東京下町の情緒100景(047 自販機屋さん)
更新日:2007年3月25日
むかしこの界隈(かいわい)はずいぶん栄えていたよ。裏手に流れる中川沿いには、繊維工場があったしね。川の水はきれいだった。
染めた織物を、春先の冷たい川で洗っていた。あれは中川の風物詩だったね。いまじゃね、川の水も汚れたし、面影はないね。
うちは雑貨屋だった。染物工場の職人が店頭に買いに来てくれていた。日用品も、飲料も、タバコもよく売れたよ。小僧さんがお菓子を買いにきた。あの子たちは、もういい歳のお爺さんだろうね。

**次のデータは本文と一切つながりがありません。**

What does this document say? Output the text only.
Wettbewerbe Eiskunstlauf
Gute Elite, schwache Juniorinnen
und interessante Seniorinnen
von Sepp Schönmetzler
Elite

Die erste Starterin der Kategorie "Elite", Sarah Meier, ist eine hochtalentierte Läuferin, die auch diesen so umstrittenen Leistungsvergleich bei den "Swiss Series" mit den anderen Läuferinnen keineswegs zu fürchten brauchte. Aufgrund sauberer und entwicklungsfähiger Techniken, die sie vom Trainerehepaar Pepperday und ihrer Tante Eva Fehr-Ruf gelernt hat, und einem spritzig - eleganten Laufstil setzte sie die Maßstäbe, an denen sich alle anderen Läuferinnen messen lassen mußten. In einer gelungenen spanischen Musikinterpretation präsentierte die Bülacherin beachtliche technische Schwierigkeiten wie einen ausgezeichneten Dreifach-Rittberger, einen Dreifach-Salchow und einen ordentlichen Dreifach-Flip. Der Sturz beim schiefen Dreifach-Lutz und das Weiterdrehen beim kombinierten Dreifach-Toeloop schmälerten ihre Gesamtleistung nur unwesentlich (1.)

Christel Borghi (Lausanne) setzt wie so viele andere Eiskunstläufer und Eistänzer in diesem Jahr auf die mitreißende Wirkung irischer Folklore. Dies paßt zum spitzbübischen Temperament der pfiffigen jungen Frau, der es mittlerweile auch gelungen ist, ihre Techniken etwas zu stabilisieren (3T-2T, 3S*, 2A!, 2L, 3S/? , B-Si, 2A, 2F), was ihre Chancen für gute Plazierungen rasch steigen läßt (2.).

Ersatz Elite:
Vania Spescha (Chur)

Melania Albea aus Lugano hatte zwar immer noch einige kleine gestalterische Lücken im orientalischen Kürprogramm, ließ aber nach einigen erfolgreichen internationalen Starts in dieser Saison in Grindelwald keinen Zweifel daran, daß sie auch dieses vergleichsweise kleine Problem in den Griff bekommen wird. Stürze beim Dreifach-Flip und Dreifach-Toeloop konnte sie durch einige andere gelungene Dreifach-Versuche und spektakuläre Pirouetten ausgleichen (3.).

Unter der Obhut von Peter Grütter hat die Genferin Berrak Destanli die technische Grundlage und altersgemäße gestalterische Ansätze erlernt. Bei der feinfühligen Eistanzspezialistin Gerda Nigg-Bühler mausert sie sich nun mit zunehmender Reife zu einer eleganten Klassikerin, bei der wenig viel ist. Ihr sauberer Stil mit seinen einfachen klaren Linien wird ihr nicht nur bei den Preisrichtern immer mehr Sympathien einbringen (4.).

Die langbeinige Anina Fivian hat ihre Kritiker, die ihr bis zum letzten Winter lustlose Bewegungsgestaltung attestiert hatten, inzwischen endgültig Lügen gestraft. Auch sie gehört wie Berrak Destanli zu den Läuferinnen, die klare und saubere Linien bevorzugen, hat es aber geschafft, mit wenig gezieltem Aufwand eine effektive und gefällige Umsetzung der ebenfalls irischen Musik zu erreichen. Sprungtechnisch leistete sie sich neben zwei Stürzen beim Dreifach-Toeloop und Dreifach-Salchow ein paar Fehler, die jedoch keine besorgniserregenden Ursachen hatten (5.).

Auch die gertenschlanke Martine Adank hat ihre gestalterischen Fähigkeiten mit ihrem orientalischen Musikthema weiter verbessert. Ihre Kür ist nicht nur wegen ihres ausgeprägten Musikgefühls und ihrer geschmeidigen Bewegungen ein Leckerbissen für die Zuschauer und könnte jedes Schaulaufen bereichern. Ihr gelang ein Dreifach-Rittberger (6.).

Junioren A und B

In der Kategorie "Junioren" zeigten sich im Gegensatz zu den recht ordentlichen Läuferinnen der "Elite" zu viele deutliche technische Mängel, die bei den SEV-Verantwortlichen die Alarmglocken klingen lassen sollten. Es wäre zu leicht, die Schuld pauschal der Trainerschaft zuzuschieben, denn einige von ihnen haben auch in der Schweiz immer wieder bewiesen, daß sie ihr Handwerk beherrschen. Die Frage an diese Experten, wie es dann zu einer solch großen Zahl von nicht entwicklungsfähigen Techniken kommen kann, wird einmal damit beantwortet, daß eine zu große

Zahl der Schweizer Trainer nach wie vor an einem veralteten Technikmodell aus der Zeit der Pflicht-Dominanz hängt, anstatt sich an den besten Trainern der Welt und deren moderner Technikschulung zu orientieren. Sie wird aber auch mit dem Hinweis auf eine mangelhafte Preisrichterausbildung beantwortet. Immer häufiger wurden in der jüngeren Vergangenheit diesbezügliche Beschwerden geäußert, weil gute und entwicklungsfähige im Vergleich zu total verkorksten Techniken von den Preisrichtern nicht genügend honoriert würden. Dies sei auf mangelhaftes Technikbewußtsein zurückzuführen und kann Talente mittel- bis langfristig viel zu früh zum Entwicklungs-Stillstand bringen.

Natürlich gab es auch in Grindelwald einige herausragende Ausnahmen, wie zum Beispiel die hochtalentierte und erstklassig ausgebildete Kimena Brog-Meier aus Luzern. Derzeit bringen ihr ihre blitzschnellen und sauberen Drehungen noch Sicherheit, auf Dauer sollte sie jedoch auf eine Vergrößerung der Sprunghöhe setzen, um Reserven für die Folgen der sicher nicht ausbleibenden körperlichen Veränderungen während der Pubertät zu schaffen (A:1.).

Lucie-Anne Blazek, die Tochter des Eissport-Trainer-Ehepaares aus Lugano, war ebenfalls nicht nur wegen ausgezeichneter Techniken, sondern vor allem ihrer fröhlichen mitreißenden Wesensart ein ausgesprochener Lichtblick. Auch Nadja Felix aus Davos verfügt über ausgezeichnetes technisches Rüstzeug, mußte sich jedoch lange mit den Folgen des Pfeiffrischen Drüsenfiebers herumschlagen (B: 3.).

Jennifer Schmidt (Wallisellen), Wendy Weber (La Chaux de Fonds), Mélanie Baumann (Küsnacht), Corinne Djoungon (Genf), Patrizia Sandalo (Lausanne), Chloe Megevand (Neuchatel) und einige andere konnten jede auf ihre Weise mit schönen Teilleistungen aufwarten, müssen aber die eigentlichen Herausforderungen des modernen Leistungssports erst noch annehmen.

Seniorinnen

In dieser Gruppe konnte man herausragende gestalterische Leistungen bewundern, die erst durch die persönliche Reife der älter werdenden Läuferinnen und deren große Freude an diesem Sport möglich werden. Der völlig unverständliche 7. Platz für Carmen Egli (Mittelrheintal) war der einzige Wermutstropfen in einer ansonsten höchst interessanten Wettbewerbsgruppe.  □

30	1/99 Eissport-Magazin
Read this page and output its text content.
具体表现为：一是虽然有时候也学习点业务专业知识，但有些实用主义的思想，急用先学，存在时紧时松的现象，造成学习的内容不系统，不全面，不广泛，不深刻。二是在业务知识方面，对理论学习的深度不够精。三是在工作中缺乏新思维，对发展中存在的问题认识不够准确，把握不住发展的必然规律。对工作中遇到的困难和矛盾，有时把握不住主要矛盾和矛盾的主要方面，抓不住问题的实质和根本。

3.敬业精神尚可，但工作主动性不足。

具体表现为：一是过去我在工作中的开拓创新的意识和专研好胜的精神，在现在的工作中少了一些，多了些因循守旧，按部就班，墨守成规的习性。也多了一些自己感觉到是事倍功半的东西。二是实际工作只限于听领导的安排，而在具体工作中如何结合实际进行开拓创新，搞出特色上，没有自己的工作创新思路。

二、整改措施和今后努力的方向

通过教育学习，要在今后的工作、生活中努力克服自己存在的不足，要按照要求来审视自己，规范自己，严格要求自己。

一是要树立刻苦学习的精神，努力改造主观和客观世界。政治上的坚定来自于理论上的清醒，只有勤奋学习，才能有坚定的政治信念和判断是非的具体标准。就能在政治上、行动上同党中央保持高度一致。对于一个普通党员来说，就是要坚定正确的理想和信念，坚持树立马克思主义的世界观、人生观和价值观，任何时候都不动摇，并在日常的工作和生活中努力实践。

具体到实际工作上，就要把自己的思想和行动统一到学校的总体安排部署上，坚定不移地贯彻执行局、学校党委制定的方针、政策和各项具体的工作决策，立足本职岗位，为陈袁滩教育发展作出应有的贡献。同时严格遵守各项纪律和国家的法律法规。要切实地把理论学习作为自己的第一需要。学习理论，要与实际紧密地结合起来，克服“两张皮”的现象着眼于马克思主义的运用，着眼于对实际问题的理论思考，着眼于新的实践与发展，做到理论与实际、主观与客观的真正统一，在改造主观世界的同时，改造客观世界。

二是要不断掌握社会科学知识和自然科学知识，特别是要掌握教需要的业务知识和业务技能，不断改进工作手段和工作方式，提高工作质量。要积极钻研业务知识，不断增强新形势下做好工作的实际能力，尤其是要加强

世の中が成長だ、成長だといっているうちに、川の水が汚れてきた。繊維工場がだんだん廃れて、廃業がつづいた。さびしかったね。私(うち)は足腰が弱ってきた。
年寄りが雑貨屋を取り仕切るのはつらいものがある。それでも、親の代からの店だったからね、それなりに頑張ってきた。
悲しいけど、寄る歳にはかなわない。廃業はいやだったね。脳みそはしっかりしているつもり。銭勘定はまだできる。からだをあまり動かさないで、できる商売を考えたよ。それが自販機だった。
最初はずいぶん抵抗があったよ。お客にたいして愛想もなければ、素っ気もない。無味乾燥で、申し訳ない気持ちだった。うちもお客と何も喋らないんだからね。こっちの心までが荒んできた。
缶ジュースやペットボトルは重いから、業者に頼んでいる。タバコの詰め替えは、うちでやっているよ。新製品が出ると、これまでの売れ筋が違ってくる。
自販機商売でも、品物の動きがわかる。商売の味が多少でも残っているんだ。自販機も捨てたものじゃないと思いはじめたね。
詰め替えのときに、通行人の客が
「いま買っていいかな。マイルドセブン」
と声をかけてくる。うれしいね。
むかしのタバコ販売を思い出すね。口を利ける商売が一番だよ。